The action in those days involved neither football nor baseball, but a game known simply as "ball," or the Dakota Indian equivalent of same. The Indians were playing this game long before the white man came to their country, and though the Canadians later adopted it, tamed it and called it lacrosse, the game as played in Bloomington in the 19th century and earlier bore a closer resemblance to an urban riot or an intertribal war than to anything seen in organized sport today.
Try to visualize some 250 nearly naked men and boys sprinting up and down a half-mile field bearing stout three-foot clubs with net pockets. Their bodies are painted in various shades of blue, red and yellow and adorned with fox tails and wildly tinkling bells. Ranging along the sidelines like third-base coaches as the men run up and down are medicine men masterminding the game. They are dressed in outlandish costumes and chant weird incantations while hordes of spectators—old men, women and children—scream encouragement to one team or the other. The cheering is more than token encouragement, for in all likelihood every piece of property owned by each fan's family is riding on the game's outcome.

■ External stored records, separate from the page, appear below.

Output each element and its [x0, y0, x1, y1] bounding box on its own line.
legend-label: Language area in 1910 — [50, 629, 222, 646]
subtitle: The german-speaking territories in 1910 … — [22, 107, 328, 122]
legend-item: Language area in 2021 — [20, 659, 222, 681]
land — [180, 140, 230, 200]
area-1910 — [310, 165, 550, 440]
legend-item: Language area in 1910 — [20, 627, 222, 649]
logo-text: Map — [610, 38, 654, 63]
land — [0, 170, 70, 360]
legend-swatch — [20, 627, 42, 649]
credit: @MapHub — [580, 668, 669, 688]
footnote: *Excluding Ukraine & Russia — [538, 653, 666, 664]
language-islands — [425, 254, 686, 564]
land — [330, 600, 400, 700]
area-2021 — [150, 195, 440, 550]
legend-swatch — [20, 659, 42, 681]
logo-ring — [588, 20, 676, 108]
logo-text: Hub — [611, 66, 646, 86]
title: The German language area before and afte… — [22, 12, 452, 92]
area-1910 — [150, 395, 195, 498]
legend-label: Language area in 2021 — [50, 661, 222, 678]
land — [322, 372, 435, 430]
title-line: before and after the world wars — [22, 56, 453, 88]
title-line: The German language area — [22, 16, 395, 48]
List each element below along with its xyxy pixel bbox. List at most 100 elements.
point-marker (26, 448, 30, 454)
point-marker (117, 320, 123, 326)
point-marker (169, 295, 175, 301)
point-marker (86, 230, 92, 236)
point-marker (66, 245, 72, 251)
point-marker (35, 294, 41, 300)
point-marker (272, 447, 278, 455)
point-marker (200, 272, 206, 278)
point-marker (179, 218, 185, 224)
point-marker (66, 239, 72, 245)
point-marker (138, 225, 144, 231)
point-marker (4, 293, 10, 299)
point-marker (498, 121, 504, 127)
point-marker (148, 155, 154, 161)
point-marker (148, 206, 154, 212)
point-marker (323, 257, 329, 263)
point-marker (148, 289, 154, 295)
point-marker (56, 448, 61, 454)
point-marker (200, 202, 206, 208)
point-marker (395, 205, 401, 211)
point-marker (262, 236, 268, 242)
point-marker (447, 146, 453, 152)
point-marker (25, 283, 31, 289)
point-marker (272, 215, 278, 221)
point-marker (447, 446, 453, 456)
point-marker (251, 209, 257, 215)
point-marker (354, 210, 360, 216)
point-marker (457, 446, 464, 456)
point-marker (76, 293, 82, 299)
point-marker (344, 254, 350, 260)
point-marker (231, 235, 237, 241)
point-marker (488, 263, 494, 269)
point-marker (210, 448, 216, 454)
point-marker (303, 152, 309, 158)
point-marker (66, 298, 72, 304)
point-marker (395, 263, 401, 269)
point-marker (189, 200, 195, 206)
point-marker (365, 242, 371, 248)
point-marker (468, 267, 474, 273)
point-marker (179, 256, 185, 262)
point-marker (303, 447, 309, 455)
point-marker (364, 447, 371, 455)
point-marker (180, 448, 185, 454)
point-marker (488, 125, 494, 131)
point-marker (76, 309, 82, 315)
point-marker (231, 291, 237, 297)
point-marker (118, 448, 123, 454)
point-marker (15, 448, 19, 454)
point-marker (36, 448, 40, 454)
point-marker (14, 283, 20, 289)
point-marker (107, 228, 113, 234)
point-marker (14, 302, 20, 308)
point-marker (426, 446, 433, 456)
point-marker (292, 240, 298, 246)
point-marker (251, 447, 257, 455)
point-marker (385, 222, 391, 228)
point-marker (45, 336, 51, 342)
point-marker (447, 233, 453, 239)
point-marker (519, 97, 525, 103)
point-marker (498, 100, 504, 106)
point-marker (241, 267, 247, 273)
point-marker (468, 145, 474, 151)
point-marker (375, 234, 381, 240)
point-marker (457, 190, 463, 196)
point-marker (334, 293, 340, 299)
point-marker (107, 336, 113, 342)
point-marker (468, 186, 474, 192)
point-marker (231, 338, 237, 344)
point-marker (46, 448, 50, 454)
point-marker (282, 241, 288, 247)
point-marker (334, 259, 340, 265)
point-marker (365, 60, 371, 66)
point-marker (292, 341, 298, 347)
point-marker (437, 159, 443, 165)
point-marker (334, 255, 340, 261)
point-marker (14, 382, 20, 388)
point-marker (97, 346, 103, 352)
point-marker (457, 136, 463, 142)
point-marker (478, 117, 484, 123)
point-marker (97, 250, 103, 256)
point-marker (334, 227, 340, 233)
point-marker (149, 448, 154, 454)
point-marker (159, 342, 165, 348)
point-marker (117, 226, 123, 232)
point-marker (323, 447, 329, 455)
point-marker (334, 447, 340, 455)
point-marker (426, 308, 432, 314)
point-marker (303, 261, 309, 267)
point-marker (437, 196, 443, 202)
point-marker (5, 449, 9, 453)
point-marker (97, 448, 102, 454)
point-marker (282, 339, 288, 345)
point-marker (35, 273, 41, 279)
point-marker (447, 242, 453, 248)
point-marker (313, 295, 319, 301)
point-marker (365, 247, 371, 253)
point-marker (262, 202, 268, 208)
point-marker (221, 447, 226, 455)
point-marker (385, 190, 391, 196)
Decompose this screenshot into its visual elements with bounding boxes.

For lack of diligent sportswriters many great contests among the Dakotas must have gone unreported, but the Dakota Friend, a monthly newspaper published by the Mission at Fort Snelling and edited by the Rev. Gideon Pond had its man (the editor) on hand to cover one great series of games played over three days in the month of June 1852.

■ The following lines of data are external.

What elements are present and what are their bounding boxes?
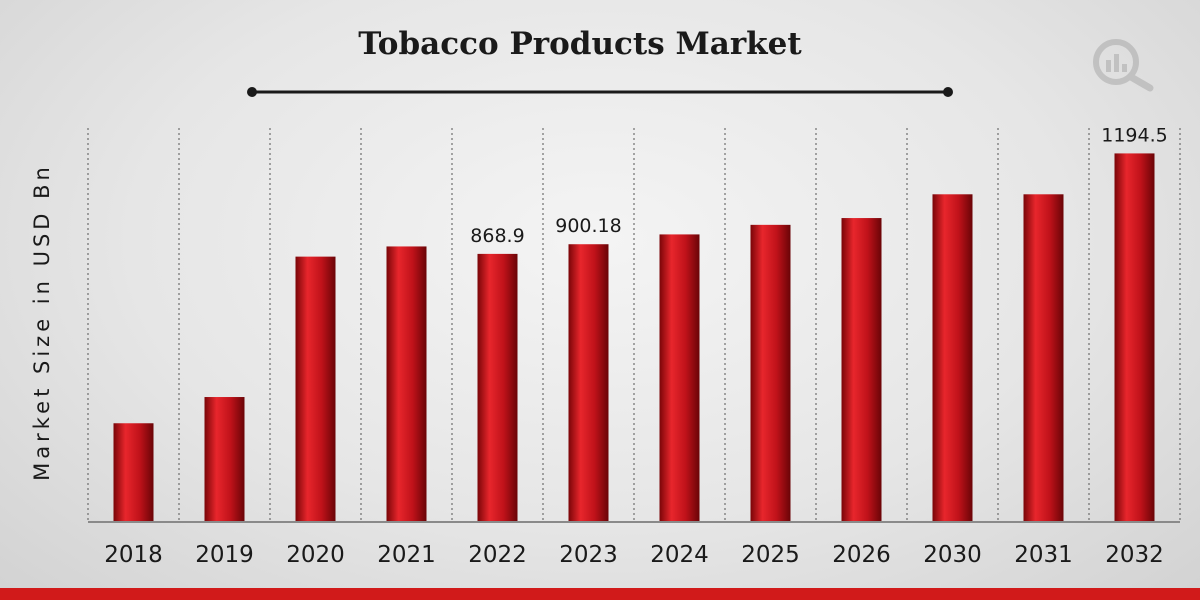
data-label-2023: 900.18: [555, 215, 621, 237]
bars: [113, 153, 1155, 523]
bar-2032: [1114, 153, 1155, 522]
bar-2025: [750, 224, 791, 523]
x-tick-2025: 2025: [741, 542, 800, 568]
bar-2023: [568, 244, 609, 523]
bar-2030: [932, 194, 973, 522]
x-tick-2019: 2019: [195, 542, 254, 568]
title-underline: [247, 87, 953, 97]
data-label-2032: 1194.5: [1101, 124, 1167, 146]
chart-title: Tobacco Products Market: [358, 26, 802, 62]
x-tick-2026: 2026: [832, 542, 891, 568]
x-tick-labels: 2018 2019 2020 2021 2022 2023 2024 2025 2026 2030…: [104, 542, 1164, 568]
data-labels: 868.9 900.18 1194.5: [470, 124, 1167, 246]
magnifier-chart-icon: [1093, 39, 1154, 92]
x-tick-2031: 2031: [1014, 542, 1073, 568]
bar-2018: [113, 423, 154, 522]
bar-2021: [386, 246, 427, 522]
y-axis-label: Market Size in USD Bn: [30, 163, 54, 481]
x-tick-2030: 2030: [923, 542, 982, 568]
bar-2019: [204, 397, 245, 522]
bar-2020: [295, 256, 336, 522]
bar-2026: [841, 218, 882, 523]
bar-2031: [1023, 194, 1064, 522]
data-label-2022: 868.9: [470, 225, 524, 247]
bar-2024: [659, 234, 700, 522]
bottom-accent-band: [0, 588, 1200, 600]
x-tick-2021: 2021: [377, 542, 436, 568]
x-tick-2018: 2018: [104, 542, 163, 568]
x-tick-2022: 2022: [468, 542, 527, 568]
x-tick-2020: 2020: [286, 542, 345, 568]
x-tick-2024: 2024: [650, 542, 709, 568]
grid-separators: [87, 128, 1181, 522]
x-tick-2023: 2023: [559, 542, 618, 568]
x-tick-2032: 2032: [1105, 542, 1164, 568]
bar-2022: [477, 253, 518, 523]
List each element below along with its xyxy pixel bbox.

The site on which this contest took place is several score Harmon Killebrew home runs from Metropolitan Stadium. Aside from the fact that it was situated roughly midway between their rival camps, the contestants undoubtedly chose it because it offered a considerable stretch of open terrain. Today the area is occupied by $30,000 homes owned by pursuers of the good life as it is practiced in upper midwestern suburbia, but in 1852 it was a kind of extra-urban no man's land.
By that time Bloomington had already become far too civilized for the woods-loving Indians. Situated along a main road that skirted the Minnesota River from Fort Snelling to Fort Ridgely, some 50 miles to the south, the community boasted two hotels and the only river ferry for miles up and down stream; this made it almost a metropolis. Even though they had little use for such urban surroundings, substantial numbers of Dakotas made their homes in what might be called the Bloomington suburbs so as to be able to trade their hides and pelts for guns, blankets, whiskey and other necessities of life available at Fort Snelling.

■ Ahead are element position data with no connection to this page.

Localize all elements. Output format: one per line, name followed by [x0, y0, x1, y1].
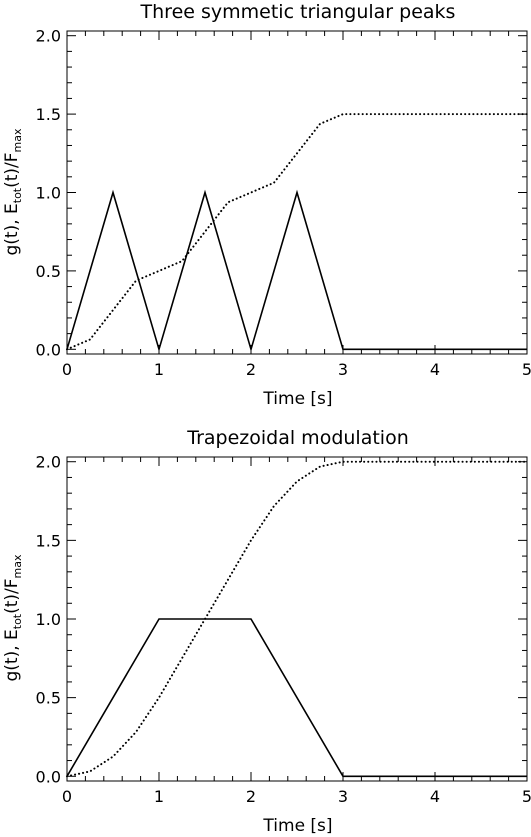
y-tick-label: 1.0 — [36, 610, 61, 629]
y-axis-label: g(t), Etot(t)/Fmax — [2, 128, 24, 256]
y-tick-label: 0.0 — [36, 340, 61, 359]
x-tick-label: 4 — [430, 787, 440, 806]
series-line-dotted — [66, 113, 528, 351]
x-tick-label: 2 — [246, 360, 256, 379]
y-tick-label: 1.0 — [36, 184, 61, 203]
x-tick-label: 5 — [522, 787, 531, 806]
series-line-solid — [66, 618, 527, 778]
x-axis-label: Time [s] — [262, 389, 332, 409]
x-tick-label: 4 — [430, 360, 440, 379]
chart-title: Three symmetic triangular peaks — [140, 1, 456, 23]
y-tick-label: 1.5 — [36, 105, 61, 124]
x-tick-label: 0 — [62, 787, 72, 806]
y-tick-label: 1.5 — [36, 531, 61, 550]
chart-trapezoidal-modulation: Trapezoidal modulation Time [s] g(t), Et… — [2, 427, 531, 836]
y-tick-label: 0.5 — [36, 262, 61, 281]
x-tick-label: 0 — [62, 360, 72, 379]
plot-frame — [66, 456, 528, 782]
chart-triangular-peaks: Three symmetic triangular peaks Time [s]… — [2, 1, 531, 409]
x-tick-label: 5 — [522, 360, 531, 379]
series-line-dotted — [66, 460, 528, 778]
x-tick-label: 3 — [338, 360, 348, 379]
y-tick-label: 2.0 — [36, 27, 61, 46]
x-tick-label: 3 — [338, 787, 348, 806]
series-line-solid — [66, 189, 527, 353]
y-tick-label: 2.0 — [36, 453, 61, 472]
y-tick-label: 0.5 — [36, 689, 61, 708]
chart-title: Trapezoidal modulation — [186, 427, 408, 449]
y-axis-label: g(t), Etot(t)/Fmax — [2, 554, 24, 682]
x-axis-label: Time [s] — [262, 816, 332, 836]
x-tick-label: 1 — [154, 360, 164, 379]
x-tick-label: 2 — [246, 787, 256, 806]
y-tick-label: 0.0 — [36, 767, 61, 786]
x-tick-label: 1 — [154, 787, 164, 806]
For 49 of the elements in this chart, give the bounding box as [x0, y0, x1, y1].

Many experts have called the Dakotas the most highly developed of all the western tribes and the bravest in wartime. Even if they had never aimed a bow and arrow in wartime, the Dakotas would have to be highly rated for bravery just for the way they played their game of ball. It took a staunch man to cradle a ball of rawhide in a net of thongs and head into a crowd of linebackers intent on stopping him by whatever means might come to hand.
A historian named Frederick Webb Hodge has described the way the Dakotas played their game in a Handbook of American Indians North of Mexico. He makes it sound much like contemporary lacrosse without the rule book. The crosse, or club, says Hodge, was strung with netting like that of a loose tennis racket and the goals were much like those used today, except that the webbing was of deerhide thongs. Players on either side, according to Hodge, could number as few as 10 or as many as 100. But the game he describes so formally seems to have had little in common with the wild shinny that went on in Bloomington.
According to Pond, the Dakotas of the Minnesota Territory merely marked off two lines about half a mile apart and defied each other to carry a ball across them. The one firm rule of their game was that no man could touch the ball with his hand, but this seemed more a matter of religion than athletics. The ball was a sacred object and must not be profaned.
There is no available record to give us the box scores of the seasons that led up to the Bloomington series. Indeed there is no firm evidence as to why the series was scheduled at all, though planned and scheduled it must have been.